Lo spartiacque: La sua caratteristica di spartiacque continentale – il terzo al mondo per importanza – con i quattro grandi corsi d’acqua europei che hanno le loro sorgenti proprio in quell’area, fa del San Gottardo una delle più importanti riserve d’acqua d’Europa.
Il confine meteorologico: Il San Gottardo divide il clima mediterraneo subtropicale del sud da quello atlantico umido del nord. In pochissimi altri luoghi due aree climatiche diverse si incontrano in modo altrettanto repentino, consentendo una visione e una percezione assolutamente unica dei fenomeni meteorologici e climatici.

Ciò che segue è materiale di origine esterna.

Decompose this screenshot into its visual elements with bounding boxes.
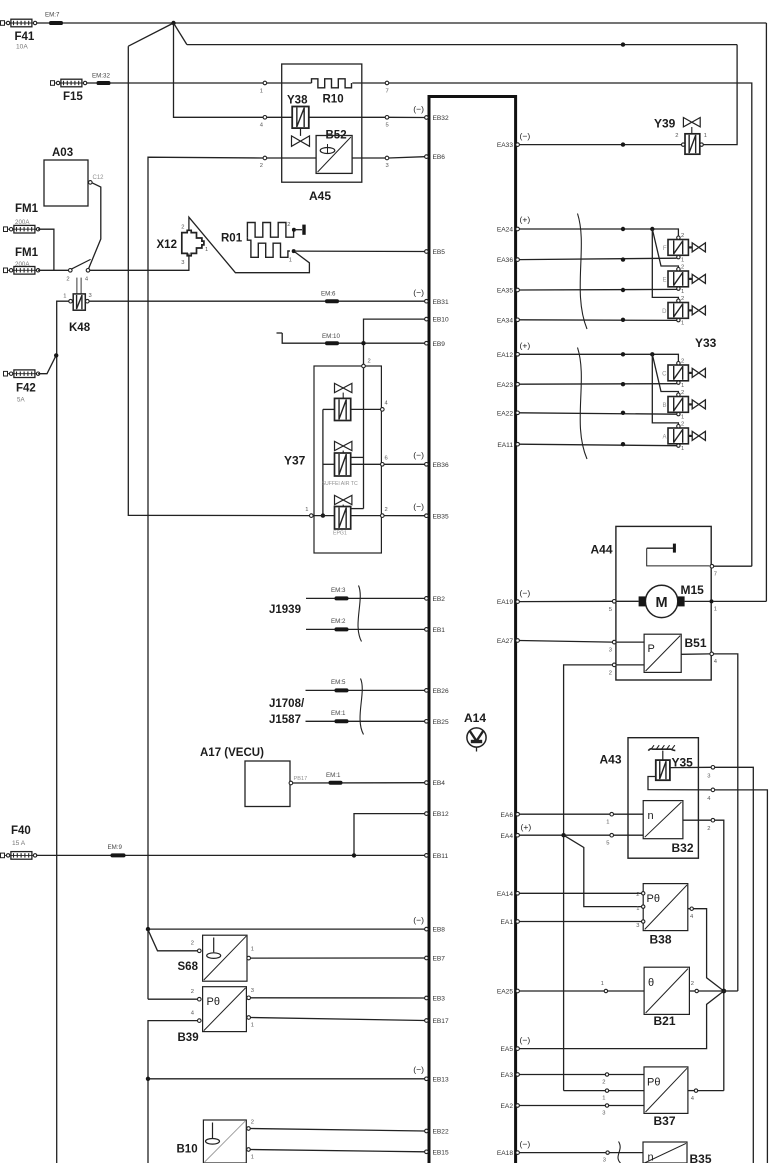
svg-text:2: 2	[251, 1120, 254, 1126]
wire EA18 to B35	[519, 1152, 643, 1154]
wire PB17 to EB4	[293, 782, 425, 784]
wire EA1 to B38 pin3	[519, 921, 641, 923]
wire R10 to pin7	[352, 82, 385, 84]
polarity label	[520, 588, 531, 598]
pin EA12	[497, 352, 520, 359]
wire B38 to pin4	[688, 908, 690, 910]
wire EA35 to E pin1	[519, 288, 676, 291]
wire EA12 common	[519, 354, 678, 361]
splice circle B37 pin1	[602, 1089, 608, 1102]
wire EA4 branch to B38	[564, 835, 644, 906]
wire Y35 loop to pin4	[648, 777, 711, 790]
wire EB10 to Y37 top	[364, 319, 425, 366]
wire vertical x173 to A45 pin4	[174, 23, 264, 117]
svg-text:EB17: EB17	[433, 1018, 449, 1025]
component A43 box	[600, 738, 699, 859]
svg-text:EA24: EA24	[497, 227, 513, 234]
wire Y37 pin2r to EB35	[384, 515, 425, 517]
svg-text:B51: B51	[685, 636, 707, 650]
wire EA34 to D pin1	[519, 319, 676, 322]
svg-text:EB4: EB4	[433, 780, 446, 787]
svg-text:(−): (−)	[413, 450, 424, 460]
wire Y37-3 upper right	[351, 508, 364, 510]
svg-text:5: 5	[606, 841, 609, 847]
sensor B35 (cut)	[643, 1142, 712, 1163]
Y37 pin 4	[381, 401, 389, 412]
svg-text:EA14: EA14	[497, 891, 513, 898]
wire Y37 pin1 to coil	[313, 515, 334, 517]
wire EA24 to E pin2	[652, 229, 678, 267]
svg-text:EA25: EA25	[497, 989, 513, 996]
svg-text:1: 1	[681, 321, 684, 327]
svg-text:B: B	[662, 403, 666, 409]
svg-text:1: 1	[305, 507, 308, 513]
svg-text:2: 2	[385, 507, 388, 513]
svg-text:A14: A14	[464, 711, 486, 725]
node dot EA36	[621, 257, 625, 261]
svg-text:FM1: FM1	[15, 203, 39, 215]
A44 pin 2	[609, 663, 616, 676]
wire EM:32 to A45 pin1	[111, 82, 264, 84]
svg-text:EM:9: EM:9	[108, 844, 123, 851]
node EB13 junction	[146, 1077, 150, 1081]
fuse FM1 upper	[4, 203, 40, 233]
svg-text:EA18: EA18	[497, 1150, 513, 1157]
svg-text:EB10: EB10	[433, 317, 449, 324]
wire pin1 to B32	[614, 813, 644, 815]
splice EM:2	[331, 618, 349, 631]
wire pin3 down right vertical	[715, 767, 754, 1163]
resistor R01	[221, 223, 296, 258]
svg-text:(−): (−)	[413, 104, 424, 114]
svg-text:2: 2	[681, 359, 684, 365]
svg-text:F41: F41	[15, 31, 35, 43]
wire A45 pin4 to Y38	[267, 116, 293, 118]
wire EB12 loop	[354, 814, 425, 856]
valve Y33-B	[662, 390, 705, 421]
svg-text:A43: A43	[600, 753, 622, 767]
svg-text:2: 2	[681, 390, 684, 396]
svg-text:A45: A45	[309, 189, 331, 203]
pin EA23	[497, 382, 520, 389]
svg-text:1: 1	[205, 247, 208, 253]
polarity label	[413, 1065, 424, 1075]
valve Y37-3 bowtie	[335, 495, 352, 506]
wire Y39 pin1 up	[703, 45, 737, 145]
svg-text:EB11: EB11	[433, 853, 449, 860]
solenoid Y38	[287, 95, 310, 147]
A44 pin 7	[710, 564, 717, 577]
svg-text:6: 6	[385, 456, 388, 462]
pin EB7	[425, 956, 446, 963]
wire Y38 to pin5	[309, 116, 385, 118]
svg-text:3: 3	[251, 988, 254, 994]
B39 pin 4	[191, 1011, 201, 1023]
wire B51 pin4 vertical	[714, 654, 738, 991]
component A17 (VECU)	[200, 747, 290, 807]
svg-text:2: 2	[66, 277, 69, 283]
pin EB1	[425, 627, 446, 634]
pin EB13	[425, 1076, 449, 1083]
svg-text:(+): (+)	[521, 822, 532, 832]
svg-text:2: 2	[191, 989, 194, 995]
svg-text:R10: R10	[323, 94, 344, 106]
splice EM:3	[331, 587, 349, 600]
svg-text:2: 2	[181, 225, 184, 231]
ECU A14 right edge (EA connector)	[514, 95, 517, 1163]
wire X12 pin3 from K48 pin4	[90, 254, 189, 271]
wire Y35 to pin3	[670, 766, 711, 768]
wire EA23 to C pin1	[519, 383, 676, 386]
label Y33	[695, 336, 717, 350]
svg-text:EB6: EB6	[433, 154, 446, 161]
B39 pin 2	[191, 989, 201, 1001]
svg-text:7: 7	[714, 572, 717, 578]
node dot EA12	[621, 352, 625, 356]
svg-text:X12: X12	[157, 239, 177, 251]
wire S68 to EB7	[251, 957, 425, 959]
relay K48 switch	[66, 259, 90, 334]
svg-text:EB25: EB25	[433, 719, 449, 726]
resistor R10	[312, 79, 352, 106]
svg-text:EA3: EA3	[501, 1072, 514, 1079]
svg-text:1: 1	[681, 258, 684, 264]
wire EA12 to B pin2	[652, 354, 678, 393]
wire J1708 hi to EB26	[306, 689, 425, 691]
fuse F15	[51, 79, 87, 103]
wire EA2 to B37 pin3	[519, 1105, 644, 1107]
A45 pin 5	[385, 116, 389, 129]
component A03	[44, 147, 88, 206]
sensor B21	[644, 967, 689, 1028]
svg-text:J1939: J1939	[269, 604, 301, 616]
svg-text:(−): (−)	[413, 288, 424, 298]
wire FM1 upper down	[38, 229, 54, 270]
wire FM1 lower to K48 pin2	[38, 269, 68, 271]
Y37 inner left vertical	[322, 409, 324, 515]
sensor B37	[644, 1067, 688, 1128]
wire Y37-1 to pin4	[351, 408, 381, 410]
wire EA22 to B pin1	[519, 413, 676, 414]
wire EA33 to Y39	[519, 144, 681, 146]
pin EA22	[497, 410, 520, 417]
component A44 box	[591, 526, 712, 680]
pin EA35	[497, 288, 520, 295]
polarity label	[520, 1139, 531, 1149]
svg-text:200A: 200A	[15, 219, 30, 226]
pin EB4	[425, 780, 446, 787]
wire pin5 to EB32	[389, 116, 425, 118]
B10 pin 2	[247, 1120, 254, 1131]
svg-text:3: 3	[386, 163, 389, 169]
svg-text:EA12: EA12	[497, 352, 513, 359]
A43 pin 4	[707, 788, 714, 802]
pin EB5	[425, 249, 446, 256]
svg-text:EPG1: EPG1	[333, 531, 347, 537]
node junction EA12 branch	[650, 352, 654, 356]
wire B37 to pin4	[688, 1090, 694, 1092]
fuse F40	[1, 825, 37, 859]
svg-text:A44: A44	[591, 543, 613, 557]
wire EM:7 to right edge	[63, 22, 766, 24]
svg-text:EA6: EA6	[501, 812, 514, 819]
node EB8 junction	[146, 927, 150, 931]
svg-text:EB15: EB15	[433, 1149, 449, 1156]
wire A45 pin1 to R10	[267, 82, 312, 84]
splice circle B37 pin2	[602, 1073, 608, 1086]
wire B39 pin3 to EB3	[251, 997, 425, 999]
svg-text:F40: F40	[11, 825, 31, 837]
wire EA25 to B21	[519, 990, 644, 992]
svg-text:(−): (−)	[520, 131, 531, 141]
wire A44 pin2 down x563	[564, 665, 613, 1091]
svg-text:EB7: EB7	[433, 956, 446, 963]
wire K48 pin1 to x56 vertical	[57, 301, 69, 1163]
B10 pin 1	[247, 1148, 254, 1161]
svg-text:1: 1	[251, 1155, 254, 1161]
pin EA27	[497, 638, 520, 645]
node dot EA33 wire	[621, 142, 625, 146]
svg-text:B35: B35	[690, 1152, 712, 1163]
svg-text:(−): (−)	[520, 588, 531, 598]
pin EA19	[497, 599, 520, 606]
svg-text:2: 2	[191, 941, 194, 947]
wire J1708 lo to EB25	[306, 720, 425, 722]
splice EM:32	[92, 73, 111, 86]
wire diagonal junction to x128	[128, 23, 173, 46]
wire vertical x128 to Y37	[128, 46, 309, 515]
svg-text:B37: B37	[654, 1114, 676, 1128]
svg-text:B10: B10	[177, 1144, 198, 1156]
svg-text:1: 1	[251, 947, 254, 953]
svg-text:1: 1	[289, 258, 292, 264]
valve Y37-2 coil	[335, 453, 351, 476]
svg-text:5A: 5A	[17, 397, 25, 404]
fuse F41	[1, 19, 37, 50]
svg-text:EB31: EB31	[433, 299, 449, 306]
terminator bar R01 pin2	[296, 225, 306, 235]
svg-text:(+): (+)	[520, 215, 531, 225]
svg-text:2: 2	[707, 826, 710, 832]
svg-text:EM:5: EM:5	[331, 679, 346, 686]
svg-text:1: 1	[606, 820, 609, 826]
wire K48 pin3 to EB31	[89, 300, 425, 302]
polarity label	[520, 215, 531, 225]
pin EB17	[425, 1018, 449, 1025]
pin EA4	[501, 833, 520, 840]
wire pin2 down x724	[715, 820, 724, 1090]
sensor B51	[644, 634, 707, 672]
wire EA19 to A44 pin5	[519, 600, 612, 602]
node R01 pin2	[287, 222, 296, 232]
pin EB9	[425, 341, 446, 348]
svg-text:EM:1: EM:1	[331, 710, 346, 717]
svg-text:3: 3	[636, 923, 639, 929]
svg-text:EM:6: EM:6	[321, 291, 336, 298]
svg-text:B38: B38	[650, 933, 672, 947]
svg-text:Y33: Y33	[695, 336, 717, 350]
component A45 box	[282, 64, 362, 203]
pin EB35	[425, 513, 449, 520]
wire Y37-2 to pin6	[351, 463, 381, 465]
svg-text:(−): (−)	[413, 502, 424, 512]
fuse F42	[4, 370, 40, 404]
splice circle B35	[603, 1151, 610, 1163]
B38 pin 2	[636, 892, 645, 898]
A45 pin 4	[260, 116, 267, 129]
valve Y33-D	[662, 296, 705, 327]
component Y37 box	[284, 366, 381, 553]
pin EA11	[497, 442, 519, 449]
wire J1939 hi to EB2	[306, 597, 425, 599]
node dot EA11	[621, 442, 625, 446]
svg-text:F15: F15	[63, 91, 83, 103]
A44 pin 5	[609, 600, 616, 614]
wire right edge vertical (to M15)	[765, 23, 767, 601]
polarity label	[520, 131, 531, 141]
svg-text:F42: F42	[16, 383, 36, 395]
wire pin2 to B51	[616, 664, 644, 666]
valve Y39	[654, 117, 707, 155]
svg-text:2: 2	[609, 671, 612, 677]
svg-text:5: 5	[386, 123, 389, 129]
svg-text:P: P	[648, 643, 655, 655]
pin EA2	[501, 1103, 520, 1110]
svg-text:EB3: EB3	[433, 996, 446, 1003]
svg-text:Pθ: Pθ	[207, 996, 220, 1008]
svg-text:10A: 10A	[16, 44, 28, 51]
svg-text:1: 1	[63, 294, 66, 300]
wire EA14 to B38 pin2	[519, 892, 641, 894]
svg-text:EA22: EA22	[497, 410, 513, 417]
pin EB6	[425, 154, 446, 161]
svg-text:1: 1	[602, 1096, 605, 1102]
label A14	[464, 711, 486, 725]
splice EM:1	[331, 710, 349, 723]
wire EA12 to A pin2	[652, 354, 678, 424]
svg-text:EA27: EA27	[497, 638, 513, 645]
pin EB3	[425, 996, 446, 1003]
node dot EA24	[621, 227, 625, 231]
svg-text:EA11: EA11	[497, 442, 513, 449]
wire Y37-3 to pin2r	[351, 515, 381, 517]
pin EB12	[425, 811, 449, 818]
ECU A14 top edge	[428, 95, 517, 98]
svg-text:1: 1	[601, 981, 604, 987]
wire pin3 to B51	[616, 641, 644, 643]
B38 pin 1	[636, 905, 645, 912]
A45 pin 2	[260, 156, 267, 169]
svg-text:2: 2	[636, 892, 639, 898]
wire x563 to B37 pin1	[564, 1090, 644, 1092]
svg-text:3: 3	[707, 774, 710, 780]
svg-text:(−): (−)	[413, 915, 424, 925]
wire x148 net from A45 pin2	[148, 157, 263, 999]
svg-text:M: M	[656, 595, 668, 611]
svg-text:EA35: EA35	[497, 288, 513, 295]
pin PB17	[289, 776, 307, 785]
wire pin5 to M15	[616, 600, 639, 602]
wire to S68 pin2	[148, 930, 198, 951]
svg-text:2: 2	[675, 133, 678, 139]
pin EB8	[425, 927, 446, 934]
polarity label	[521, 822, 532, 832]
svg-text:EB5: EB5	[433, 249, 446, 256]
svg-text:3: 3	[609, 648, 612, 654]
svg-text:A17 (VECU): A17 (VECU)	[200, 747, 264, 759]
wire EB9 with hook	[277, 333, 425, 343]
splice EM:1 (EB4)	[326, 772, 343, 785]
svg-text:n: n	[648, 1152, 654, 1163]
svg-text:2: 2	[681, 422, 684, 428]
pin EB36	[425, 462, 449, 469]
wire pin4 down right vertical	[715, 790, 768, 1163]
wire pin5 to B32	[614, 834, 644, 836]
svg-text:200A: 200A	[15, 261, 30, 268]
wire B32 to pin2	[683, 819, 711, 821]
pin EA34	[497, 317, 520, 324]
valve Y37-1 coil	[335, 398, 351, 420]
pin EA1	[501, 919, 520, 926]
wire B37 pin4 to vertical	[698, 1090, 724, 1092]
svg-text:B39: B39	[178, 1032, 199, 1044]
svg-text:EA19: EA19	[497, 599, 513, 606]
svg-text:3: 3	[181, 260, 184, 266]
A44 pin 3	[609, 640, 616, 653]
polarity label	[413, 288, 424, 298]
label J1708/J1587	[269, 698, 305, 726]
svg-text:FM1: FM1	[15, 247, 39, 259]
svg-text:EA1: EA1	[501, 919, 514, 926]
sensor B38	[643, 884, 688, 947]
A14 symbol	[467, 728, 486, 752]
svg-text:EM:7: EM:7	[45, 12, 60, 19]
svg-text:M15: M15	[681, 583, 705, 597]
node dot on 44-line	[621, 42, 625, 46]
pin EB25	[425, 719, 449, 726]
valve Y33-C	[662, 359, 705, 390]
polarity label	[413, 450, 424, 460]
svg-text:EB12: EB12	[433, 811, 449, 818]
pin EB10	[425, 317, 449, 324]
pin EB11	[425, 853, 449, 860]
node dot EA22	[621, 411, 625, 415]
svg-text:7: 7	[386, 89, 389, 95]
svg-text:3: 3	[602, 1111, 605, 1117]
svg-text:EB22: EB22	[433, 1129, 449, 1136]
polarity label	[520, 1035, 531, 1045]
fuse FM1 lower	[4, 247, 40, 274]
svg-text:2: 2	[681, 265, 684, 271]
svg-text:EB1: EB1	[433, 627, 446, 634]
polarity label	[413, 915, 424, 925]
pin EB31	[425, 299, 449, 306]
svg-text:EB36: EB36	[433, 462, 449, 469]
B38 pin 3	[636, 920, 645, 929]
node dot EA35	[621, 288, 625, 292]
node dot EA23	[621, 382, 625, 386]
label J1939	[269, 604, 301, 616]
ECU A14 left edge (EB connector)	[428, 95, 431, 1163]
wire B10 pin2 to EB22	[250, 1129, 424, 1132]
wire B39 pin1 to EB17	[251, 1018, 425, 1021]
Y37 pin 6	[381, 456, 388, 467]
wire M15 to pin1	[685, 600, 710, 602]
splice circle B21 pin1	[601, 981, 608, 993]
svg-text:PB17: PB17	[294, 776, 308, 782]
svg-text:5: 5	[609, 607, 612, 613]
svg-text:EA5: EA5	[501, 1046, 514, 1053]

Lo spazio energetico: Il San Gottardo non è soltanto un importante luogo di produzione e immagazzinamento di forme di energia rinnovabili, bensì anche uno dei maggiori spazi di transito europei dei più diversi vettori energetici.
Lo spazio della sicurezza: Con il passare del tempo, lo sfruttamento intensivo dello spazio ha conferito al San Gottardo un elevato valore strategico che si è ritenuto di dover proteggere. Così, dalla fine del XIX secolo è sorta un’impressionante infrastruttura di difesa e sicurezza che ha fatto del San Gottardo il cosiddetto «ridotto nazionale», la «cittadella delle Alpi».